Like many in Boulder, NRC is just beginning to surface from the floods that tore apart much of Colorado last week. While our home office came through with little more than a flooded basement and some drips in the ceiling, many of our staff members have been impacted in bigger ways. The NCS Project Manager Damema Mann and her husband were evacuated from Lyons on Sunday after a harrowing weekend watching the waters rise without electricity, water, or gas. An arroyo in the backyard of NRC President Tom Miller transformed into a raging river overnight, seeping into his basement and destroying the yard and much of the street. Senior Project Manager Sonya Wytinck's basement was flooded as well, prompting an entire weekend of cleanup. In typical NRC fashion, many of our staffers spent the weekend assisting neighbors, relatives, and strangers in moving mud or debris or drying out various soggy items.
NRC President Tom Miller summed up his experiences during the flood as a reflection on the power of community - an ideal that NRC is clearly committed to. His thoughts are included below.
Hwy 7 is completely blown out from the South St. Vrain river as a torrent of raging water rips through it about 12 miles west of Lyons, CO. along Highway 7 on September 12, 2013. (Photo By Helen H. Richardson/ The Denver Post)
Beyond the rainbows rotating across my living room, the double blade army helicopter heads low up Left Hand Canyon. The sun has made a sneak appearance for the first time in a week, powering the solar gizmo on my window and helping everyone on my block breathe easier. But many of the people still being air evac’d from Jamestown and Lyons have lost everything and a brief bit of sun is unlikely to settle their minds just yet. I’d always talked the right talk about community engagement and the power and wisdom of the masses, but until recovery began after rains of “Biblical proportions” I didn’t understand my own words.
We’ve been losing this game of chicken with the sun because after every respite from rain, the clouds build and explode again and again. They say parts of Boulder received over 23 inches of rain in 6 days. Average annual rain fall is short of 19 inches. But to me, it seems the rain was packed mostly into the night when the boulders, clunking into each other under the rapids, sound like haunting footsteps as the creek-turned-river unlocks that vault of fears that helps us hold things together. At night, with the rain falling, head lamps and porch lights synch with the drops to create an impenetrable mirror reflecting only our imaginations. Has the river finally arrived at the back door?
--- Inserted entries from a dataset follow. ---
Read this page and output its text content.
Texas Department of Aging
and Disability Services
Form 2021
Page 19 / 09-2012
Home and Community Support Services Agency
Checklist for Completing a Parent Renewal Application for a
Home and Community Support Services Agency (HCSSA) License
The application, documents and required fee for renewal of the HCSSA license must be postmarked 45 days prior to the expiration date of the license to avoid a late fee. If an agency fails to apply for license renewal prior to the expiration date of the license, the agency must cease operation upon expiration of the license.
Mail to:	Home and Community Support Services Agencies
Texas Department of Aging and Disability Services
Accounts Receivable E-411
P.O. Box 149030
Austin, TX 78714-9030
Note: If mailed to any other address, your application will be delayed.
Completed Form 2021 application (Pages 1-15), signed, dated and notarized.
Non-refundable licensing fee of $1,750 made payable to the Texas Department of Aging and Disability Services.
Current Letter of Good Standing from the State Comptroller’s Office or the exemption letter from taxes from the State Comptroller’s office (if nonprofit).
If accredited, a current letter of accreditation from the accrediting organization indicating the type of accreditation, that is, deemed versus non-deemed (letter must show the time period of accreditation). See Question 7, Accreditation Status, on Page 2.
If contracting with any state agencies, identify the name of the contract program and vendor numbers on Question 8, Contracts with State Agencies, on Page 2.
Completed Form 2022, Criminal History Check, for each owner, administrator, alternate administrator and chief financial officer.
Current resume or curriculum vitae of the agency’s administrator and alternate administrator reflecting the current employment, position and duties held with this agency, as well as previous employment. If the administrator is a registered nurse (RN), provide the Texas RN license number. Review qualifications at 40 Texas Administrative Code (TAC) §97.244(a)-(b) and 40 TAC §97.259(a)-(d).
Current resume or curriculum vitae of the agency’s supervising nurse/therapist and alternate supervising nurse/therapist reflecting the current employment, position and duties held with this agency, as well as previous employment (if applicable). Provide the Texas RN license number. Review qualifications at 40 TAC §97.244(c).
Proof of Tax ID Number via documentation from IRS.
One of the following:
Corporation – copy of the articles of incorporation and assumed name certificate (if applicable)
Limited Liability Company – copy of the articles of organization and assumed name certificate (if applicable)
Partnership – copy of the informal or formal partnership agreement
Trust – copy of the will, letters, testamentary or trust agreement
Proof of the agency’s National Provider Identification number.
That was Thursday. On Friday night, in my neighborhood in north Boulder, the water that has been rising from the ground comes crashing in through window wells to the west. The arroyo behind us, typically dry in September, is running 100 feet wide and finally has had enough of us. It is a hit and run. The average wall of mud on this side of the block is 5 feet into basements. One window blown out in every house is all it takes to ruin carpets, furniture, mementos and miscellaneous crap that should have been tossed years ago.
What shook loose from the soggy carpets is a deluge of neighbors, friends, colleagues and strangers who don’t have to do anything yet are compelled by the feeling that they have to do something. Buddies from childhood send well wishes as do clients from across the country, with subject heads like “Are you OK?”, “Thinking of you,” “Hope all is well for you and your families.” Guys with trucks, gloves, shovels come by. People on bike rides, touring the devastation, dismount and grab carpet cutters and buckets. Few want to leave a name or mailing address because all they need is a handshake and a chance to give what they know they’d get.
Neighbors on the dry side of the street feed those on the flood side. Little kids from nowhere show up at the door with handmade bags of cookies labeled, “It’s going to get better.” Pizzas are ordered, lemonade is iced. Banana bread is fired up and delivered from another neighborhood. Trash bags are distributed, advice is given about drowned water heaters and ruined boilers. Stories are shared of when the water broke through. Water to the ceilings of basements. Electricity and gas dead. Mud where bedrooms used to be. But no competition for “worst in the neighborhood.” The historic flooding passes for bad luck, but everyone knows we have it good. We have our lives and we have each other.